Bugs sing outside my window. My roommate, Canadian Tyler, sniffles with a cold and groggily searches for something apparently lost deep within his bags. The first two weeks of our exile in the mountains, minus internet and phone service, have passed by relatively quickly. Along with Cathy and I, the English professors are Emily (Boston), Tyler (Canada) and Ginny (Virginia from Spain). Our coordinator is Maria, a Londoner who was Cathy's roommate in the Golden Days, when we three lived in Spain four years ago. Camp is as expected, negative and positive, plus a little more.
My first two weeks were filled with Spanish kids working out syllable after painstaking syllable of English, speaking to me in broken sentences and adding new phonetic sounds to my native tongue. I smiled through their fruitless attempts at the past simple, late nights in our lab (an actual science laboratory) doing lesson plans, and hostile camp counselors who think that the English Teachers have it too easy. The kids dreaded their English Classes (Student Carmen says: "Can we just skip the rest of the lesson since this is so boring anyway?"). Along with the students, there were days when I as well dreaded the idea of going to class.

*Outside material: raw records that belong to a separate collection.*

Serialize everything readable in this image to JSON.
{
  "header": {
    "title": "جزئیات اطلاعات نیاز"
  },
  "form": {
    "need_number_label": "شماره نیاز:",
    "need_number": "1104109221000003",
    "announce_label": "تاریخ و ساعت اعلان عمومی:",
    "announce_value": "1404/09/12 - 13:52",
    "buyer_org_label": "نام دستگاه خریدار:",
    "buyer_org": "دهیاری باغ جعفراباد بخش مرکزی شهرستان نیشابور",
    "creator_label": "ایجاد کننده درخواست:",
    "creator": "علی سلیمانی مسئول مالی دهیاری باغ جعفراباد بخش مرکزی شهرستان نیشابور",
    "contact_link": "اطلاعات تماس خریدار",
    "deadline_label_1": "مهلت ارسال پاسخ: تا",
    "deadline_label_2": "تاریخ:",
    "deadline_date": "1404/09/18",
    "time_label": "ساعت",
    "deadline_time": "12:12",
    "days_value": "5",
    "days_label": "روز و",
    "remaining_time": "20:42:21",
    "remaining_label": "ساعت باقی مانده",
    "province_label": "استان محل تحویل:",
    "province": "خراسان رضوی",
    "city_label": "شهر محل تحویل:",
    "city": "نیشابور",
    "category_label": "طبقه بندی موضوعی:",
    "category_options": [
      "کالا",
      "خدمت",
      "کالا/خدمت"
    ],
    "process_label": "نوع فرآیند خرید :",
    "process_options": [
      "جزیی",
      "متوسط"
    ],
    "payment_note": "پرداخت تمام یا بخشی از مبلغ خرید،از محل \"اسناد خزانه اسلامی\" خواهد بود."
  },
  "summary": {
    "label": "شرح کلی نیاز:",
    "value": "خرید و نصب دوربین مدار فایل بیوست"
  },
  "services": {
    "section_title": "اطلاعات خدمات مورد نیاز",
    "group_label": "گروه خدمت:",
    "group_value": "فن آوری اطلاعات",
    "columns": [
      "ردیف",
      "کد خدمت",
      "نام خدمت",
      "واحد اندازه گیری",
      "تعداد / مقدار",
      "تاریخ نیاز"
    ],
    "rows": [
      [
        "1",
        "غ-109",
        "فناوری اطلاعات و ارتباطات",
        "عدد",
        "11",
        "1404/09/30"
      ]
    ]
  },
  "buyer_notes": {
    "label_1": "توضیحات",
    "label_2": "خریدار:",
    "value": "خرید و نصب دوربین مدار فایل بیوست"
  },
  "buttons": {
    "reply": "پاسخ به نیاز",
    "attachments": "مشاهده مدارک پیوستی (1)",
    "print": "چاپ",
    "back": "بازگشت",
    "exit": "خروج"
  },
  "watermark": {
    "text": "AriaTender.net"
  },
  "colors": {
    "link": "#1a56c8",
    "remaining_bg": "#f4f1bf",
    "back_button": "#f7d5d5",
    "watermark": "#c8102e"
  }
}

But isn't there always a ray of hope? The feverish anticipation with which some of the kids would listen to story time, the days when the adolescents worked together and actually held a conversation in English, the drawing of Spiderman that little, wild-haired Pablo gave to me on the last day of class... Unforgettable moments in a fortnight of many forgettable ones, but ultimately what makes everything worth the effort.